La prolongation de contrat à long terme accordée à Kyle Davidson ne fait absolument aucun sens.
ll faut arrêter deux secondes et envoyer la foutaise du propriétaire Danny Wirtz aux poubelles.
Le pauvre parle de “meilleure banque d’espoirs de la LNH”. Sur quelle planète, exactement?
Ça fait quatre ans que Blackhawks de Chicago coulent volontairement, quatre ans qu’ils accumulent des choix, et qu’ils terminent dans le fond du classement, et aujourd’hui, on nous explique que le plan fonctionne.
Pourtant, sur la glace, c’est toujours le même portrait : une équipe qui finit 31e, qui dépend encore de vétérans pour produire.
On nous vend une reconstruction basée sur les jeunes, mais dans les faits, les principaux contributeurs offensifs ne sont même pas ces jeunes-là.
Mis à part Connor Bedard, qui fait ce qu’il peut dans un contexte aussi pauvre, et Frank Nazar, qui tourne autour d’un rythme d’environ 50 points à sa deuxième saison, la production repose encore largement sur des joueurs d’expérience.
Les sept meilleurs pointeurs de l’équipe ont tous dépassé la trentaine.

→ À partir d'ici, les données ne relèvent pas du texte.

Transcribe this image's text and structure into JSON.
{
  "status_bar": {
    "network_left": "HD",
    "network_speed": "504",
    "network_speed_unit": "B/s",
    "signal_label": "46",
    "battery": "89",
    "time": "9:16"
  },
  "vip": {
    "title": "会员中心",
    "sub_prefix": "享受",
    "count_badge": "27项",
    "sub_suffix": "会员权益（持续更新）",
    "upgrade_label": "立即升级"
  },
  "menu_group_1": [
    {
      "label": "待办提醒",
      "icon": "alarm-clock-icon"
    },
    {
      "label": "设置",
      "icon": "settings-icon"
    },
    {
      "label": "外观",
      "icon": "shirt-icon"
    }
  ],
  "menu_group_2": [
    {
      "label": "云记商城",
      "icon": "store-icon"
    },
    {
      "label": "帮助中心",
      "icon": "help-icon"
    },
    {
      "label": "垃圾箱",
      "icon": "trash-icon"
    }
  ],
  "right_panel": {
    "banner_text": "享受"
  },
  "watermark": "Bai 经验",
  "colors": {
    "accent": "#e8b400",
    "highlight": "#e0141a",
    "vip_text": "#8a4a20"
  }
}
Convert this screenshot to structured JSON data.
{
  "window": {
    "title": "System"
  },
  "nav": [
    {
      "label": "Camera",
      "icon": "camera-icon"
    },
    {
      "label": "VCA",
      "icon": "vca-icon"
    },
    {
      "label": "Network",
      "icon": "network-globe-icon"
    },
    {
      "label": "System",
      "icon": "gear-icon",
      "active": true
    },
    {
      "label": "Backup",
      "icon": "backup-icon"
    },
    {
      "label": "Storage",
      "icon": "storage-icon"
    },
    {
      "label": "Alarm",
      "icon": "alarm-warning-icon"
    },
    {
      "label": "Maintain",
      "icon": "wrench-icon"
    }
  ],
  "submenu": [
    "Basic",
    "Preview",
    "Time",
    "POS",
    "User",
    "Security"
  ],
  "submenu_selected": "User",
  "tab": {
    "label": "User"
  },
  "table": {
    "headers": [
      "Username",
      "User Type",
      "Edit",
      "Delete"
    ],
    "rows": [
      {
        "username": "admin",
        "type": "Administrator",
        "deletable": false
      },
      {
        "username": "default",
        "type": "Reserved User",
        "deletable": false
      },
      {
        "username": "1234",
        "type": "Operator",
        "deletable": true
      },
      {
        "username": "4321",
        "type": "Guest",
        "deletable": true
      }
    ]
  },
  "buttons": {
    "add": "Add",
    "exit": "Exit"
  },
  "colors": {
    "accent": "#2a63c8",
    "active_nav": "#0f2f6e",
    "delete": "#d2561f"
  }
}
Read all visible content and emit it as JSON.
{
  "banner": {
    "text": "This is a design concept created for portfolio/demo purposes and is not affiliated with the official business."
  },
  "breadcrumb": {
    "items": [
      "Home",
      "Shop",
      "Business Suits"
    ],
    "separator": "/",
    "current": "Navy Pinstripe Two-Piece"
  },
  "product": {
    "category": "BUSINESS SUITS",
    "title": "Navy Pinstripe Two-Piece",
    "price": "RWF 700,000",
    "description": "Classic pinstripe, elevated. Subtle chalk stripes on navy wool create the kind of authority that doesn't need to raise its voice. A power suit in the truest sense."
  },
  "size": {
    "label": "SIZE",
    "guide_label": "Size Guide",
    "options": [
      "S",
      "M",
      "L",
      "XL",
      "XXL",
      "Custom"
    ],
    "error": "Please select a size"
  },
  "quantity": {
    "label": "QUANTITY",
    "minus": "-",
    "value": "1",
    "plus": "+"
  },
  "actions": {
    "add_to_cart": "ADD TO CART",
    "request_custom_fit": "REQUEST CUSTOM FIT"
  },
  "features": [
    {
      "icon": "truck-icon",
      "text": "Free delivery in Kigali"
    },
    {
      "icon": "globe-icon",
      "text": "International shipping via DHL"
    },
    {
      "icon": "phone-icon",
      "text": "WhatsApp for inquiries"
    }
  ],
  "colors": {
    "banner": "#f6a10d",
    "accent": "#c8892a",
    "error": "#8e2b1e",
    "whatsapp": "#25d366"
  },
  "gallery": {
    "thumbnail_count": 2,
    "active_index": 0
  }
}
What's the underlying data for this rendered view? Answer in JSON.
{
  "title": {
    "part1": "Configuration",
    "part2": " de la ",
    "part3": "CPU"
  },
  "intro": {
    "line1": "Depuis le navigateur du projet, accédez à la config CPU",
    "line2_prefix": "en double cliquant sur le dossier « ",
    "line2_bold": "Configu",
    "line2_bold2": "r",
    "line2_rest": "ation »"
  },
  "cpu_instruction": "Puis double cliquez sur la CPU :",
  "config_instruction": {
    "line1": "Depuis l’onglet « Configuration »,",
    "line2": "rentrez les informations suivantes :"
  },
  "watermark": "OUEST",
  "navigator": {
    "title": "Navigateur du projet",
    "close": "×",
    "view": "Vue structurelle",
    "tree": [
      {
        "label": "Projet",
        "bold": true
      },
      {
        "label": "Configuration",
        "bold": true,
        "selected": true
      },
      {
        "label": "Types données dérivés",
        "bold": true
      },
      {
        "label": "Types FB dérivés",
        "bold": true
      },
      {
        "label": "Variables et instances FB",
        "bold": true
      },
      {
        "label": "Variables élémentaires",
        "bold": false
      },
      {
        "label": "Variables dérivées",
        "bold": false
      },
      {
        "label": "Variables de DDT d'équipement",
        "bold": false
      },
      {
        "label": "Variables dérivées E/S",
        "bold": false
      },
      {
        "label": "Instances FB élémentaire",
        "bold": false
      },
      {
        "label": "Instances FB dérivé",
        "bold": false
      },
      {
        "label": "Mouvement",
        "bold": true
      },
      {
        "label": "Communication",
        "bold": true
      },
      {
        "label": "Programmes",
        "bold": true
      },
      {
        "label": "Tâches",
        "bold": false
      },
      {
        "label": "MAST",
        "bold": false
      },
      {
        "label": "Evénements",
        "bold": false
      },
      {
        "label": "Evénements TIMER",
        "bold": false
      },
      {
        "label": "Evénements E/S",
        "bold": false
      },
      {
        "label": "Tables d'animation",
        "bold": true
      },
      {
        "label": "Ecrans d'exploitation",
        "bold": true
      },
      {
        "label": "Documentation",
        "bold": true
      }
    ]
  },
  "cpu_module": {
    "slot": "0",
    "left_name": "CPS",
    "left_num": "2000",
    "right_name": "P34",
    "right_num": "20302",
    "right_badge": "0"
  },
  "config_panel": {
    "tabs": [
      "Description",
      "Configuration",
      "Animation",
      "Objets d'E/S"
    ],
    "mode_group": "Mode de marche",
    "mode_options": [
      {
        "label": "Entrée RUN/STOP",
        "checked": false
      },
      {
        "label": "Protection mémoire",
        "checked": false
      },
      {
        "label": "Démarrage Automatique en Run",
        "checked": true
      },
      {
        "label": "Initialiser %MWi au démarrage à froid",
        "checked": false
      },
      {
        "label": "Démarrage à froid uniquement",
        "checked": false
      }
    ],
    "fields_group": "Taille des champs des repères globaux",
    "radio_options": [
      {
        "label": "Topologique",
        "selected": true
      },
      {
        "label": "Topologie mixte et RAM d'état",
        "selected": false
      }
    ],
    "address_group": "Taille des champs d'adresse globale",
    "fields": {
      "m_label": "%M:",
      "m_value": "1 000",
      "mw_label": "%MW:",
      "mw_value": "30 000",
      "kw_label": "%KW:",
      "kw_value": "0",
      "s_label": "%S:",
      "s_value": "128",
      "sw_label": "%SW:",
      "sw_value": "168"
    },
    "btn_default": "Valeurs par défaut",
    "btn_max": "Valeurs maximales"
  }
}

Ça veut dire quoi? Que quatre ans après avoir tout démoli, tu n’as toujours pas de relève offensive crédible pour prendre le relais.
Le problème, ce n’est pas d’avoir reconstruit. Ça, tout le monde peut le faire. Tu vends, tu échanges, tu perds volontairement, tu accumules des choix. C’est la partie facile.
Là où un directeur général est jugé, c’est après. C’est quand il faut transformer ces actifs en joueurs dominants. Et c’est exactement là que le projet de Davidson commence à s’effondrer.
Il a échangé des jeunes joueurs établis ou prometteurs contre des paquets de choix… pour finalement se retrouver avec quoi?
Prenons Alex DeBrincat. À 24 ans, il sort d’une saison de 41 buts. Dans la LNH d’aujourd’hui, c’est de l’élite pure. Davidson l’échange aux Sénateurs contre le 7e choix en 2022 + un 2e tour + un 3e tour. Résultat concret? Le 7e choix devient Kevin Korchinski, qui n’est toujours pas établi dans la ligue. On doute que le défenseur devienne un joueur d'impact dans la LNH, pendant que DeBrincat continue de marquer ailleurs. Tu as échangé un marqueur élite prouvé contre de l’incertitude… qui, pour l’instant, ne donne rien.
Ensuite, Brandon Hagel. 23 ans, contrat ridicule pour sa production, joueur complet, capable de jouer sur un top 6 et sur un désavantage numérique. Échangé au Lightning de Tampa Bay contre deux choix de première ronde. Sur papier, ça semble correct.
Mais Hagel est devenu un joueur de 60-70 points, utilisé dans toutes les situations à Tampa. Et avec ces choix? Chicago repêche Oliver Moore et Sacha Boisvert. Deux futurs centres de bottom-6. Aucun impact immédiat. Encore une fois : tu échanges du concret pour de l’espoir.
Dylan Strome, lui, c’est encore pire. Pas échangé. Juste laissé aller en tant que joueur autonome avec compensation. Zéro retour. Aujourd’hui, il est centre numéro un avec les Capitals de Washington, tourne autour de 60-70 points, joue sur le premier avantage numérique. Chicago n’a même pas essayé de capitaliser.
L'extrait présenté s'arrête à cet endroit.